Anyway, I made this curry recipe and have to say it was great. I had doubts as I was making it because I made it over two days and when I tasted it at the end of day 1, it was bitter and awful. All I could think was, “This is why you don’t try something new when company is coming!” I consulted with cooking friends to see how to even it out and we decided that the acid from the lime would help. And I threw in a little sweet as well. By day two, when it made it to the table, the flavors had mellowed and it was smooth and comforting. Pretty healthy as well. I have the feeling this might make it into our winter dinner rotation. It takes a lot of initial prep- lots of vegetable chopping- but then it pretty much makes itself. From what I can tell, it also gets better over a day or two so it does seem like the perfect fall/winter weeknight meal.
Ellie Krieger’s Autumn Vegetable Curry
1 large onion, chopped
4 cloves garlic, peeled
1 1/2 length fresh ginger, peeled and cut into chunks
1 1/2 tablespoons yellow curry powder
1/4 teaspoon cayenne pepper (or more to taste)
2 tablespoons canola oil
2 tablespoons tomato paste
2 cups vegetable broth (I used chicken)
1 cup light coconut milk (I used regular as it was what I had)
1 cinnamon stick
3/4 teaspoon salt (or more to taste)
1/4 teaspoon ground black pepper (or more to taste)
1/2 head of cauliflower, broken into 1 1/2 inch florets (about 3 cups)
1 pound sweet potatoes, peeled and cut into 1 inch cubes
2 large carrots, peeled and cut into 1 inch rounds
2 tomatoes, cored and chopped
Grated zest of 1 lime
2 tablespoons fresh lime juice
1 15 oz can of chickpeas, drained and rinsed
5 cups fresh baby spinach leaves (5 oz)
1/4 cup chopped fresh cilantro leaves (I did not use this. Why would you ever use cilantro? Blech.)
Put your onion, garlic, ginger, curry powder and cayenne into the food processor and process until it’s all smooth. Add the oil and process again until you end up with a sort of smooth, paste-like consistency. Put this into a large pot on medium heat and cook for about 5 minutes, stirring often.
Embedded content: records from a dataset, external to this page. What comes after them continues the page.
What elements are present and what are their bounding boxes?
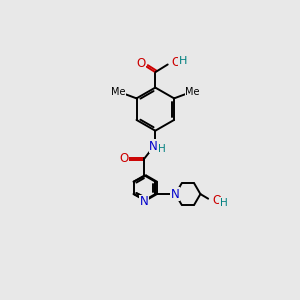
Text: N: N <box>149 140 158 153</box>
Text: H: H <box>220 197 227 208</box>
Text: N: N <box>171 188 180 201</box>
Text: O: O <box>119 152 128 165</box>
Text: H: H <box>158 144 165 154</box>
Text: N: N <box>140 195 149 208</box>
Text: O: O <box>136 57 145 70</box>
Text: O: O <box>172 56 181 69</box>
Text: O: O <box>213 194 222 207</box>
Text: Me: Me <box>185 87 200 97</box>
Text: Me: Me <box>111 87 125 97</box>
Text: H: H <box>178 56 187 66</box>
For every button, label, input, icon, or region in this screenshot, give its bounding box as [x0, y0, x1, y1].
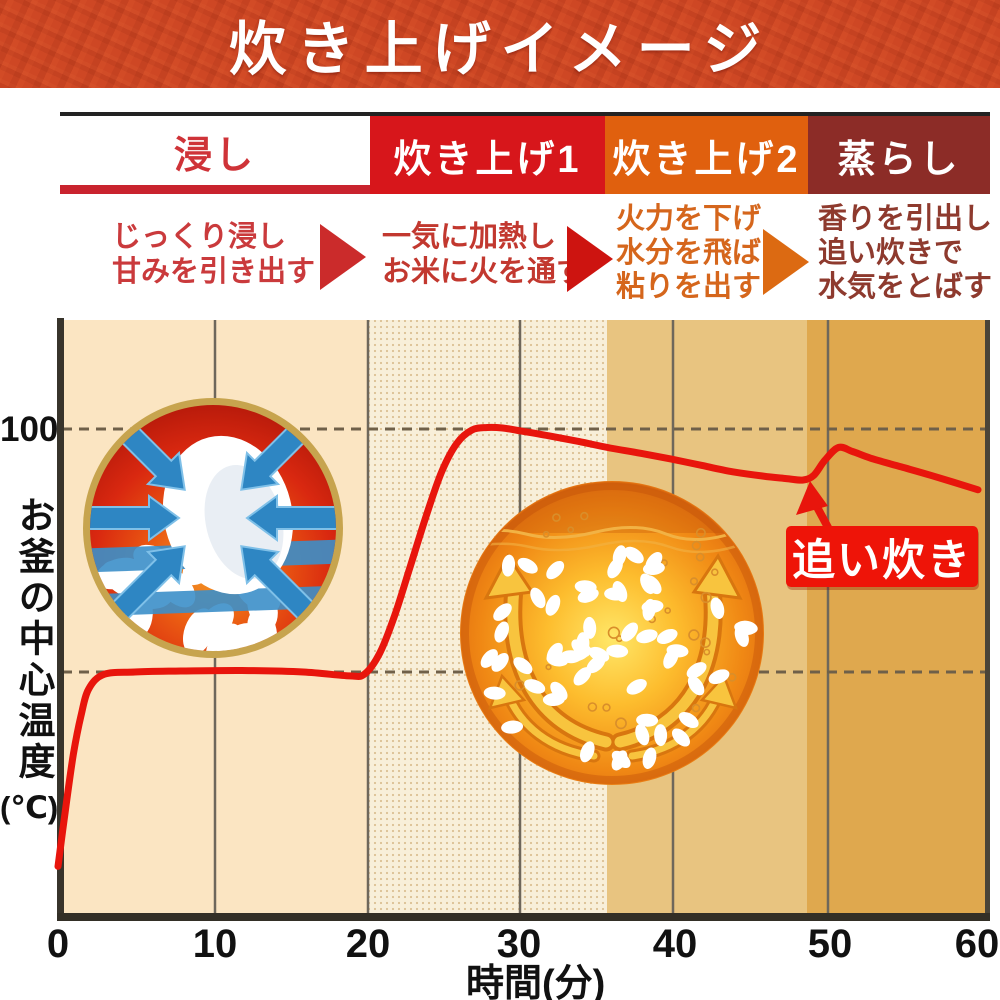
- arrow-right-icon: [320, 224, 366, 290]
- temperature-chart: [54, 318, 990, 921]
- desc-line: 甘みを引き出す: [112, 256, 316, 288]
- page-title: 炊き上げイメージ: [228, 15, 772, 83]
- y-axis-tick-100: 100: [0, 410, 59, 449]
- y-axis-title: お釜の中心温度: [13, 496, 54, 783]
- desc-line: 粘りを出す: [616, 271, 762, 303]
- x-tick-40: 40: [652, 922, 698, 966]
- phase-tab-soak: 浸し: [60, 116, 370, 194]
- arrow-right-icon: [567, 226, 613, 292]
- x-tick-30: 30: [496, 922, 542, 966]
- x-tick-0: 0: [46, 922, 70, 966]
- desc-line: 水分を飛ばし: [616, 237, 791, 269]
- soaking-pot-illustration: [83, 398, 343, 658]
- x-tick-50: 50: [807, 922, 853, 966]
- phase-desc-cook1: 一気に加熱し お米に火を通す: [382, 220, 585, 290]
- phase-tab-steam: 蒸らし: [808, 116, 990, 194]
- phase-tab-cook2: 炊き上げ2: [605, 116, 808, 194]
- x-tick-60: 60: [954, 922, 1000, 966]
- title-banner: 炊き上げイメージ: [0, 0, 1000, 88]
- arrow-right-icon: [763, 229, 809, 295]
- phase-label: 炊き上げ2: [612, 138, 801, 181]
- x-axis-title: 時間(分): [466, 963, 606, 1000]
- y-axis-line: [57, 318, 64, 920]
- bubbles: [514, 511, 737, 730]
- x-axis-line: [57, 913, 990, 921]
- phase-desc-cook2: 火力を下げ 水分を飛ばし 粘りを出す: [616, 202, 790, 304]
- phase-desc-steam: 香りを引出し 追い炊きで 水気をとばす: [818, 202, 992, 304]
- desc-line: 香りを引出し: [818, 203, 993, 235]
- y-axis-unit: (℃): [0, 790, 59, 825]
- temperature-curve: [54, 423, 982, 870]
- desc-line: じっくり浸し: [112, 221, 287, 253]
- annotation-label: 追い炊き: [786, 526, 978, 587]
- plot-right-border: [985, 320, 990, 915]
- phase-desc-soak: じっくり浸し 甘みを引き出す: [112, 220, 315, 290]
- phase-underline: [60, 185, 370, 194]
- desc-line: 一気に加熱し: [382, 221, 557, 253]
- x-tick-20: 20: [345, 922, 391, 966]
- rice-grains: [480, 545, 758, 771]
- phase-header-bar: 浸し 炊き上げ1 炊き上げ2 蒸らし: [60, 112, 990, 198]
- desc-line: お米に火を通す: [382, 256, 586, 288]
- desc-line: 水気をとばす: [818, 271, 993, 303]
- phase-tab-cook1: 炊き上げ1: [370, 116, 605, 194]
- phase-label: 浸し: [173, 134, 256, 177]
- phase-label: 蒸らし: [837, 138, 961, 181]
- desc-line: 追い炊きで: [818, 237, 964, 269]
- desc-line: 火力を下げ: [616, 203, 762, 235]
- x-tick-10: 10: [192, 922, 238, 966]
- phase-label: 炊き上げ1: [393, 138, 582, 181]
Add the tomato paste and cook for another 5 minutes, stirring often, until the mixture darkens. Add the broth, coconut milk, cinnamon stick, salt and pepper and let it boil. Then reduce the heat and let it simmer for 10 minutes. Add the cauliflower, sweet potatoes, carrots and tomatoes. Season with salt and pepper and let it come back to a boil. Reduce the heat to medium low and let it all simmer until the vegetables are tender, about 25 minutes. Remove the cinnamon stick.
*this is the point where I stopped and put it in the fridge overnight. I also added a little bit of honey (maybe 1/8-1/4 of a cup) and a few teaspoons of sugar (maybe 3?) in a desperate attempt to do something about the bitter. I’m not sure if that really made a difference. I kept it overnight because I wasn’t serving until the next day. If you’re making to eat on the same day, just keep going.
Stir in the lime zest and juice, the chickpeas and the spinach and cook until the spinach has wilted, about five minutes. Check for seasoning again and you’re done. It’s good over rice. If you must use the cilantro leaves, sprinkle them as a garnish before serving. But don’t expect me to eat it.